SEXTO. Enfin, je souligne que cette arme est d’une utilité discutable aux yeux même des experts qui font référence pour notre police. Je me réfère ici au rapport publié en 2009 par le Groupe d’Etude des Systèmes à Létalité Réduite de l’Université de Liège, sous la signature des professeurs THYS, HOUGARDY et LEMAIRE — ce dernier étant le médecin que nous avons pu auditionner le 20 septembre dernier concernant les risques que représente le Taser pour la santé humaine. Les recommandation de ce rapport sont négatives pour ce qui concerne le contrôle de foule et, surtout, la contre-violence individuelle lieux publics — domaine pour lequel le Taser est pourtant ici préconisé.

Au final, nous sommes convaincus que le Taser participe, dans le moyen et long terme, à une exacerbation des tensions dans les rapports entre la police et la population — et que ce faisant il participe à mettre en danger aussi bien les justiciables que les policiers, à plus forte raison quand ceux-ci ne disposent pas d’un cadre précis définissant les pratiques permises, comme le souligne le comité P.

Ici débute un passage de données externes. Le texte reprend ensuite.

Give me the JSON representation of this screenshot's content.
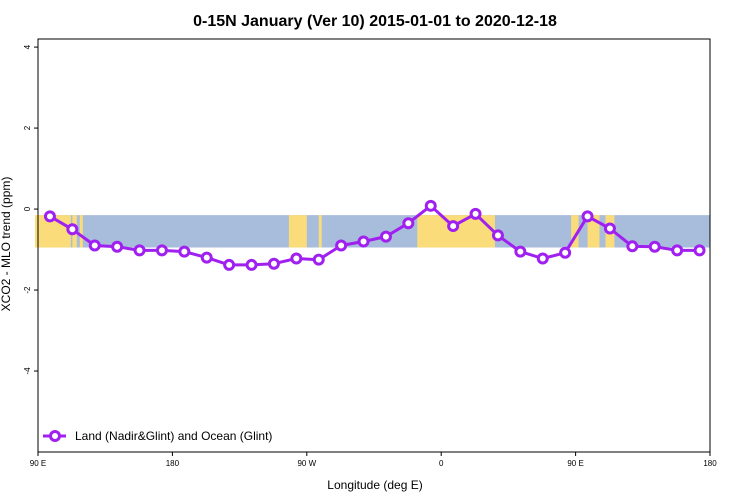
{
  "chart_data": {
    "type": "line",
    "title": "0-15N January (Ver 10)   2015-01-01 to 2020-12-18",
    "xlabel": "Longitude (deg E)",
    "ylabel": "XCO2 - MLO trend (ppm)",
    "x_axis": {
      "ticks": [
        {
          "value": 90,
          "label": "90 E"
        },
        {
          "value": 180,
          "label": "180"
        },
        {
          "value": 270,
          "label": "90 W"
        },
        {
          "value": 360,
          "label": "0"
        },
        {
          "value": 450,
          "label": "90 E"
        },
        {
          "value": 540,
          "label": "180"
        }
      ],
      "range": [
        90,
        540
      ]
    },
    "y_axis": {
      "ticks": [
        {
          "value": 4,
          "label": "4"
        },
        {
          "value": 2,
          "label": "2"
        },
        {
          "value": 0,
          "label": "0"
        },
        {
          "value": -2,
          "label": "-2"
        },
        {
          "value": -4,
          "label": "-4"
        }
      ],
      "range": [
        -6,
        4.2
      ]
    },
    "background_band": {
      "y_top": -0.15,
      "y_bottom": -0.95,
      "ocean_color": "#a8bcdc",
      "land_color": "#fadc7a"
    },
    "series": [
      {
        "name": "Land (Nadir&Glint) and Ocean (Glint)",
        "color": "#a020f0",
        "x": [
          98,
          113,
          128,
          143,
          158,
          173,
          188,
          203,
          218,
          233,
          248,
          263,
          278,
          293,
          308,
          323,
          338,
          353,
          368,
          383,
          398,
          413,
          428,
          443,
          458,
          473,
          488,
          503,
          518,
          533
        ],
        "y": [
          -0.18,
          -0.5,
          -0.9,
          -0.93,
          -1.02,
          -1.02,
          -1.05,
          -1.2,
          -1.38,
          -1.38,
          -1.35,
          -1.22,
          -1.25,
          -0.9,
          -0.8,
          -0.68,
          -0.35,
          0.08,
          -0.42,
          -0.12,
          -0.65,
          -1.05,
          -1.22,
          -1.08,
          -0.18,
          -0.48,
          -0.92,
          -0.93,
          -1.02,
          -1.02
        ]
      }
    ],
    "legend": {
      "placement": "bottom-left"
    }
  }
}
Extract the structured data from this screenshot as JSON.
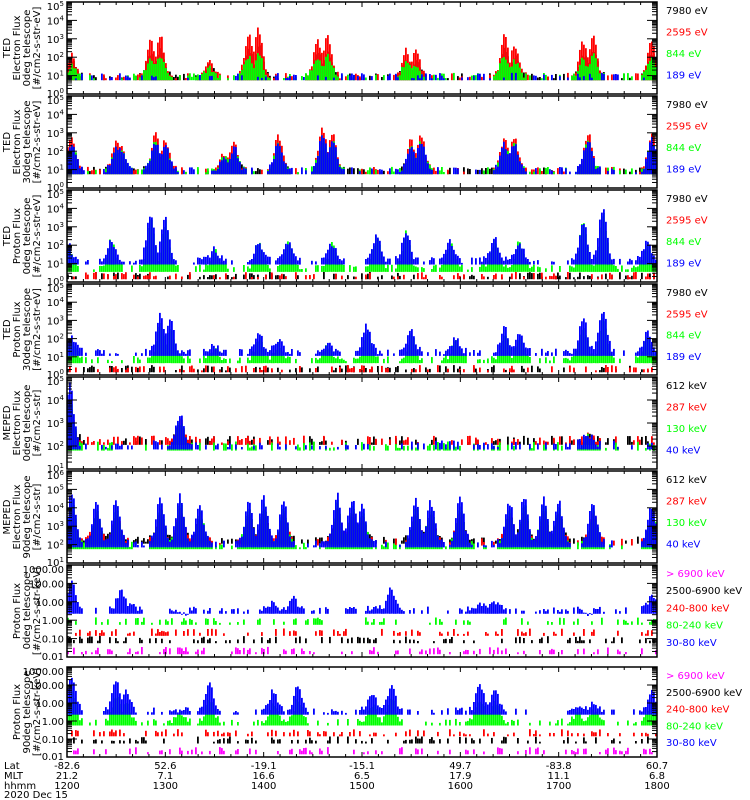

Pour VEGA, l’utilité du TASER n’est démontrée que dans des cas extrêmement rares, que nous ne contestons pas. Mais les risques — directs et indirects — inhérents à l’usage de cette arme sont par contre beaucoup plus fréquents. On parle en effet de lésions permanentes dans 1 % des cas. En conséquence, nous nous opposons à la délibération qui nous est soumise ce soir.

Cela étant, nous demandons solennellement aux groupes qui se positionnerons en faveur de l’usage de cette arme de veiller à ce que son usage soit très clairement encadré, au même titre qu’une arme à feu.